I have worked with children in Bosnia, crocodiles in Mexico, frogs in Puerto Rico, egrets in Bali, mushrooms in Montana, archaeologists in Spain, butterflies in Los Angeles and lectured on island evolution and marine biology on cruise ships in the South Pacific and Caribbean.
I believe the same skills one uses to understand science are those used for art. Impartial observation of what is before me. Then I concentrate to see the underlying colors and shades in each white wall or dark shadow.
I’m an ardent naturalist and love animals. I was the founding Art and Science Director of Esperanza’s Community Housing Corporation in South Central Los Angeles. I worked there for 16 years. We created murals, butterfly gardens, and for a brief time, changed our bit of neighborhood by the introduction of monarchs into South Central. I passionately believe in combining art and science. It’s is the way to really see, understand and improve our community and our world.
My mother was a pianist and teacher and my father a writer, so I grew up in the Hollywood Hills, right above Universal Studios, surrounded by arts. I studied and dance ballet, got into theater and Improv. But I always drew. In my early twenties, I studied at the Brooklyn Museum art school, although I’m mainly self-taught.

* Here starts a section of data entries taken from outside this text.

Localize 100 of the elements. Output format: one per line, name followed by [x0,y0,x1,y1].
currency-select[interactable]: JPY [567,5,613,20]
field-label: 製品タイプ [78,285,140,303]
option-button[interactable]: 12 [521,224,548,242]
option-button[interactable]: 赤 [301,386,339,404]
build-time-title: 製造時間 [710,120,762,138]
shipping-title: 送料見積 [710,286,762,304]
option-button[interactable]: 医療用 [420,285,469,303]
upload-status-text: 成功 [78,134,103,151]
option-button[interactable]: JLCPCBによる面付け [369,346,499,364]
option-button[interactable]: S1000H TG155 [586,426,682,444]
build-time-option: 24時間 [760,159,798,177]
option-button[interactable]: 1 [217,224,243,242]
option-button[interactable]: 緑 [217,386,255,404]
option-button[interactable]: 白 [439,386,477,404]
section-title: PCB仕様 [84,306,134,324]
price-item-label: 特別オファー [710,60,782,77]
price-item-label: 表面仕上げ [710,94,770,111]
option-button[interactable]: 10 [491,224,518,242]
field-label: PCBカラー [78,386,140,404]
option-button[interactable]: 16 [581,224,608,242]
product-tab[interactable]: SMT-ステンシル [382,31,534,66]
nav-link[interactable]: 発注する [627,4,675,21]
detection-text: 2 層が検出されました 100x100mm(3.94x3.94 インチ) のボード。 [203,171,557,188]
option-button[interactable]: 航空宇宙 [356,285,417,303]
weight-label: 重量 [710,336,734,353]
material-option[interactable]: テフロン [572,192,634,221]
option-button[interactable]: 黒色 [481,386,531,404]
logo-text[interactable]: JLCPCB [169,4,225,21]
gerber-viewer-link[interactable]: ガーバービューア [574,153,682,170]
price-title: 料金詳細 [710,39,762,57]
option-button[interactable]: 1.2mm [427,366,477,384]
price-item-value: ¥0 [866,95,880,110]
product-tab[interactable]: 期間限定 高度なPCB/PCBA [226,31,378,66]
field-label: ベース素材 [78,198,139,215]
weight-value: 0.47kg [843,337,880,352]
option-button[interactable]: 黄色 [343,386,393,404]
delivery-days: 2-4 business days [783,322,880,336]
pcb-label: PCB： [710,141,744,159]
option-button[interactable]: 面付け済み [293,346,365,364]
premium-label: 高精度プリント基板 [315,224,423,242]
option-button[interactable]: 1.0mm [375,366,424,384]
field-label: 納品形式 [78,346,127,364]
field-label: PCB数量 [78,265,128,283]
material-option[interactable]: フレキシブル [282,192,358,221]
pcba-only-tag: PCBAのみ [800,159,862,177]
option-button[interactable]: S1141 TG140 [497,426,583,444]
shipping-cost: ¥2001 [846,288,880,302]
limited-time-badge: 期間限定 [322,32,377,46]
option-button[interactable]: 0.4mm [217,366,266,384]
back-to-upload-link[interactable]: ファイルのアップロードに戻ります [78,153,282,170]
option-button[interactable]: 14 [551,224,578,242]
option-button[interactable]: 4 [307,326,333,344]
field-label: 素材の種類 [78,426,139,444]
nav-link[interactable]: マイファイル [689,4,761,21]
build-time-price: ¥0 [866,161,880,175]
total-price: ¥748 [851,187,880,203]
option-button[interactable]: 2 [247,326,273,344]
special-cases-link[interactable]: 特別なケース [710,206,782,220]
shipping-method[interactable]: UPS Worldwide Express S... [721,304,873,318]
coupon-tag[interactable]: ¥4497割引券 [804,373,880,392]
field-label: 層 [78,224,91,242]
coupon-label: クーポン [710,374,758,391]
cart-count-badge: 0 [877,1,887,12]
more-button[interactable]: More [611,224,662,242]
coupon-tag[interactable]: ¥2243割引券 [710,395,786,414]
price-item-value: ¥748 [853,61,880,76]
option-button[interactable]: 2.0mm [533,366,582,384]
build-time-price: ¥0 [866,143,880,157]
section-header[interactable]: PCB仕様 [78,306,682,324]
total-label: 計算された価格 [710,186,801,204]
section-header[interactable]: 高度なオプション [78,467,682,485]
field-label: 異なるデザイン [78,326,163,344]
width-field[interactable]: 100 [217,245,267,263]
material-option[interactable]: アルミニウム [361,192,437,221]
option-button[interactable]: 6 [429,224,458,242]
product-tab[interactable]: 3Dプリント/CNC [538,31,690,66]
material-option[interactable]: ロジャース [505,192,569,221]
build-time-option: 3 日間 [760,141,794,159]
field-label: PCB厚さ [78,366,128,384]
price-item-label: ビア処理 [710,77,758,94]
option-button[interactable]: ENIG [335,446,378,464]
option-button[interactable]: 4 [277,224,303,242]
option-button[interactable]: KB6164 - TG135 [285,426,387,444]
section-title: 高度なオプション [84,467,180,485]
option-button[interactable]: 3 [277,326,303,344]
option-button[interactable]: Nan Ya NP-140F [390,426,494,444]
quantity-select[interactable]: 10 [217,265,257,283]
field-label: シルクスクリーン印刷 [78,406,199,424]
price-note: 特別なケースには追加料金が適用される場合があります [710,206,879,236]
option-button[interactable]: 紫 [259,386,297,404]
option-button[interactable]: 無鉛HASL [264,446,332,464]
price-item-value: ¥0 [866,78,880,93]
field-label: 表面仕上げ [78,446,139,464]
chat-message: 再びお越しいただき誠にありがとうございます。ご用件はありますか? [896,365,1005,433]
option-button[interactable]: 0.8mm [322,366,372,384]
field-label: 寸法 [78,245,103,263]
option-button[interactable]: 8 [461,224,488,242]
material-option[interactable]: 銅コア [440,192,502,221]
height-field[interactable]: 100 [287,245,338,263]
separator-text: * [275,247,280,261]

The first time I tried to paint, it was a muddy mess!
I adore the Impressionist painters, especially Cezanne and Van Gogh. I’m in awe of Dali, Thomas Hart Benton, Tamara De Lempicka, Hopper, and, and, and…
I also am drawn to dark images. I like imagining the hidden lives behind windows in the night. I like mysterious streets and film noir.
I think painting is all light and shadow. Color and light. Diagonals that guide your eye through the painting.
I spent a few years in a Mexican magic town and many working with the Latin community in LA. I believe all the light, color, and enchantmentof their culture influenced me. No place is so full of color and light, hope and fear. They decorate with shadows. The nights shimmers with ghosts.
All colors absorb light reflecting a single hue back to the observer, except black. Black absorbs all light. It rarely occurs in nature, and only then in minerals. I never use black; instead I use mixtures of umber, acra and phalo blue which look dark, but unlike black, draws the viewer into the painting. A good exercise can be to paint brown shadows, then blue shadows. Highlight with white mixed with just a touch of yellow or blue.
White reflects all color. Look at a “white” wall and concentrate. You will see browns, blues, yellows, magentas and infinite shades of reality.
In creating my paintings, I apply thick paint with brushes. Sometimes I use a buildup of spackle. I prefer thick acrylics and love iridescent paints.
Especially with portraits, build up of paint, though invisible to the naked eye creates a more dimensional face or figure. When I “get” a face right away, it is often not as good as when I have to work at it, because there are fewer layers of paint built up. But, be careful, texture can work for or against you.
I make detail as intrinsic a part of the painting as the focal point. By emphasizing the details that form the whole, I emphasizethe mood. Since emotion is shaped by the totality, my pieces focus on emotion. Life is not simple, emotionally or visually.
Besides cityscapes and portraits, my other works include nudes and fantasy.
In 1989, I was chosen by the Esperanza Community to paint an interior mural in their new building. They wanted something that would involve children but look professional. I conceived the idea of the Cut-Out Kids – life-sized portraits of local children holding up blank pieces of paper. The children painted their own images in the space provided. This gave them complete artistic freedom.
I later created a traveling exhibition of The Cut-Out Kids – free-standing, life-sizedfigures backed on masonite. These Cut-Outs were exhibited at the LA County Museum of Art, City Hall, Kid’s Space Museum, and many other sites about town.
The children attended the opening as both subjects and artists. They received a lot of recognition, and students told me that it was life changing.
In 2000, ECH turned a two-story abandoned sweatshop into Mercado La Paloma, a place for home-made restaurants, shops and non-profits. I painted the mural, Meeting of Minds to cover a graffiti of fraternity insignia on the west wall.
A Meeting of Minds is meant to portray the ideal world as an outdoor marketplace. The mural pictures the flow of ideas from the last millennium through to the present and into the future. Among those pictured are Albert Schweitzer, Albert Einstein, Leonardo da Vinci, Rosa Parks, Eleanor Roosevelt, Aldous Huxley, George Bernard Shaw, Mahatma Gandhi, Charles Darwin, Nelson Mandela, Martin Luther King Jr., Cesar Chavez, Ann Frank and Charles Darwin, to 90 year old Sister Diane Donoghue and young artists and babies in our community who continue to advance the philosophical ideals that create and foster a healthy, diverse, peaceful and beautiful community.
Later the head of the non-profit program for torture victims, told me that the he took all new clients to see the mural, “to show them everyone belonged.” That was pretty cool.
I can’t improve on nature, but maybe I can add or comment on man’s additions to the earth.